Des pratiques d'hippomancie ont eu cours sur le territoire polonais. Les deux Vitae d'Othon de Bamberg comptent une longue description de l'oracle du temple de Triglav, à Szczecin. Un superbe cheval y est voué au dieu, sellé d'or et d'argent. Pour recueillir une prédiction, des lances sont plantées au sol et le cheval passe à travers elles. S'il n'en heurte aucune, l'augure est favorable[1]. Une selle précieuse est réservée au dieu[2]. Le moine Herbord, assistant à ce rituel, précise que le cheval est d'une taille extraordinaire, bien nourri, de robe noire, et très sauvage, ajoutant que les lances sont au nombre de neuf[3]. Herbord raconte aussi de quelle manière l'évêque Othon évangélise les habitants de Szczecin au XIIe siècle : ayant conclu que leur cheval oraculaire doit être éloigné, il ordonne aux habitants de le vendre à l'étranger pour tirer des chars, affirmant que ce cheval en serait bien mieux capable plutôt que de délivrer des prédictions[3].
La Première Guerre mondiale et la révolution d'Octobre affaiblissent considérablement l'élevage polonais[4],[5]. Les haras sont presque totalement détruits[6].

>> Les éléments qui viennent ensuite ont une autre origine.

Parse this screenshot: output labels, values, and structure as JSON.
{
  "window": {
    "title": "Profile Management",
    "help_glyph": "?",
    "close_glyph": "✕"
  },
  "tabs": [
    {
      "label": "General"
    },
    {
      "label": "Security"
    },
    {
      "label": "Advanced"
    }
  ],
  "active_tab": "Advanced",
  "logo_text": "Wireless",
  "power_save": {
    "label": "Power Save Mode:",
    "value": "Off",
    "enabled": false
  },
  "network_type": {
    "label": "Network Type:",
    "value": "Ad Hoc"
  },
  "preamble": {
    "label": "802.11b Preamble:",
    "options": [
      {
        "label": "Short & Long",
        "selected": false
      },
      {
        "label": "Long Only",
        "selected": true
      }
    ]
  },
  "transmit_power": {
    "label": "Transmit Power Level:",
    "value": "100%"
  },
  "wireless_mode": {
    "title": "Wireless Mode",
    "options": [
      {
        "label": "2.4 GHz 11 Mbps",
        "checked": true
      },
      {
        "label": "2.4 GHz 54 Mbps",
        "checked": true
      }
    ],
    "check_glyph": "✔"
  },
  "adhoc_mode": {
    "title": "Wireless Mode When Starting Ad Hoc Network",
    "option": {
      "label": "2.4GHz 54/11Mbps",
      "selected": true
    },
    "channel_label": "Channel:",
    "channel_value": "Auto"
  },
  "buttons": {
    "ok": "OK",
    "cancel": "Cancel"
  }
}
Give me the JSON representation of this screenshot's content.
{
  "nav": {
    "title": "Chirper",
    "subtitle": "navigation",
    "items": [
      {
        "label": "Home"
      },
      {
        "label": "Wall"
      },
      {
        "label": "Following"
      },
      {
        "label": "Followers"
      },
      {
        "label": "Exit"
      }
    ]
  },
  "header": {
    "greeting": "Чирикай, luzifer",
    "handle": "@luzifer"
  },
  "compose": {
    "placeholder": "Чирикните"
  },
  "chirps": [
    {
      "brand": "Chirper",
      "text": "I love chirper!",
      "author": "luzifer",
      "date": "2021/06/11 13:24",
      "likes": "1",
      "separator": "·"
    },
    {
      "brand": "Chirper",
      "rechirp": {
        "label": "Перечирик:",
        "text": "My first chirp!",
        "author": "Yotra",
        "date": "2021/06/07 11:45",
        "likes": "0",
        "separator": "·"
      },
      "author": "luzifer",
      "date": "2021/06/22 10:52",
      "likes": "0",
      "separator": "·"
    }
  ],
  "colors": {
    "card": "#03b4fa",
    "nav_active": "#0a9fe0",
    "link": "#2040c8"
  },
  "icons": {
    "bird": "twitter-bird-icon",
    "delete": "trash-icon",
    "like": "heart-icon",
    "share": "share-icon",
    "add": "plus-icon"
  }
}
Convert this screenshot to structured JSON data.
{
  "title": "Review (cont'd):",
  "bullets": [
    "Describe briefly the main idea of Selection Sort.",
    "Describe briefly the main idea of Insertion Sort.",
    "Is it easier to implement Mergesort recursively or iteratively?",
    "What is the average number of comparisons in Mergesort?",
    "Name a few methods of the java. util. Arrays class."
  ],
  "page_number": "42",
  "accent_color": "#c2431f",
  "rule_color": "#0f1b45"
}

La Pologne est connue pour avoir constitué le dernier territoire du cheval sauvage d'Europe, le Tarpan. Les premières recherches sur le cheval polonais natif remontent à 1914, sous l'impulsion de deux hippologues, Jan Grabowski et Stanisław Schuch[7]. En 1936, le professeur Tadeusz Vetulani, de l'Université de Poznań, cherche à reconstituer l'espèce éteinte des chevaux Tarpans à partir de chevaux Konik ayant conservé des caractères jugés primitifs[8]. Les scientifiques polonais participent à l'élaboration d'un mythe national du « cheval des origines »[9]. L'ethnologue Bernadette Lizet l'analyse comme une « fabrication du sauvage et une restauration des systèmes naturels disparus »[9].
Le cheptel de chevaux polonais continue de décroître au début du XXIe siècle[10].
Pratiques et usages
En 2002, la Pologne est le principal fournisseur européen de chevaux de boucherie vivants[11]. Sa filière équine est peu structurée[12]. Une trentaine d'associations équines comptent 21 000 membres, la plus importante, l'Association polonaise des éleveurs de chevaux (PZHK), chargée de tenir les stud-books et de créer les documents d'identification de 90 % des chevaux polonais, rassemble 14 000 membres[12].